On peut également interpréter comme des signes de ménagement des positions serbes l’obstruction que mène l’Union européenne au désir d’indépendance du Monténégro, ainsi que, conjointement avec les Etats-Unis, la pression exercée sur les partis bosniens pour leur faire accepter des changements constitutionnels limités, sauvegardant l’existence de la RS. La signature d’un accord en ce sens, soutenu par le SDA, le SDP, le SDS, le PDP et le SNSD (principaux partis de la Fédération et de la RS), a néanmoins été repoussée en raison des désaccords des partis croates, du Parti pour la Bosnie (fondé par Haris Silajdzic) et des petits partis non représentés aux discussions antérieures.

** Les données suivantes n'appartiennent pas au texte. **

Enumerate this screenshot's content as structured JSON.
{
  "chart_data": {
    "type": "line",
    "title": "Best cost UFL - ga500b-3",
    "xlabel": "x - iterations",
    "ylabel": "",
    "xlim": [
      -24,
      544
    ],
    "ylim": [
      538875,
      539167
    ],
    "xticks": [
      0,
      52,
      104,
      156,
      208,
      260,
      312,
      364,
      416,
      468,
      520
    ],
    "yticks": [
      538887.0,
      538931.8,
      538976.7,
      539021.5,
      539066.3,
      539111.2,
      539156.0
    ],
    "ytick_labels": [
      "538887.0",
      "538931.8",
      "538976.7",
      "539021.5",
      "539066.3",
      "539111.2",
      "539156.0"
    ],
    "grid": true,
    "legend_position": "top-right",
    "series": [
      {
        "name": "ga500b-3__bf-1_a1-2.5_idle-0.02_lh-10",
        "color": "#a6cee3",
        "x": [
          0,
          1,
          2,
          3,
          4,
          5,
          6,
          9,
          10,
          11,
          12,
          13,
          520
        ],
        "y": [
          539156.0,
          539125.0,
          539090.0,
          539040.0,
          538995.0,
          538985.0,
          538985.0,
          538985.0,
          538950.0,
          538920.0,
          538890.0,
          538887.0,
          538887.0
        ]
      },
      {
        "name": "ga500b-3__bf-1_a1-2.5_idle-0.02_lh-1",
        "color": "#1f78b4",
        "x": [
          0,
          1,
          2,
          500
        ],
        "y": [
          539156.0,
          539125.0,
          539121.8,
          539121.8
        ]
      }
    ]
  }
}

Préservée par les grandes puissances pour des motifs d’opportunisme à courte vue, la RS, comme entité séparée, pourrait être menacée par une condamnation de la Serbie par la Cour Internationale de Justice, l’agression et le génocide reconnus entraînant l’illégitimité du fruit de cette agression et de ce génocide. C’est la justice internationale qui pallierait ainsi les défaillances des politiques, incapables de prendre des décisions. Cette hypothèse est prise très au sérieux par les protagonistes de l’affaire, qu’ils la soutiennent ou la combattent.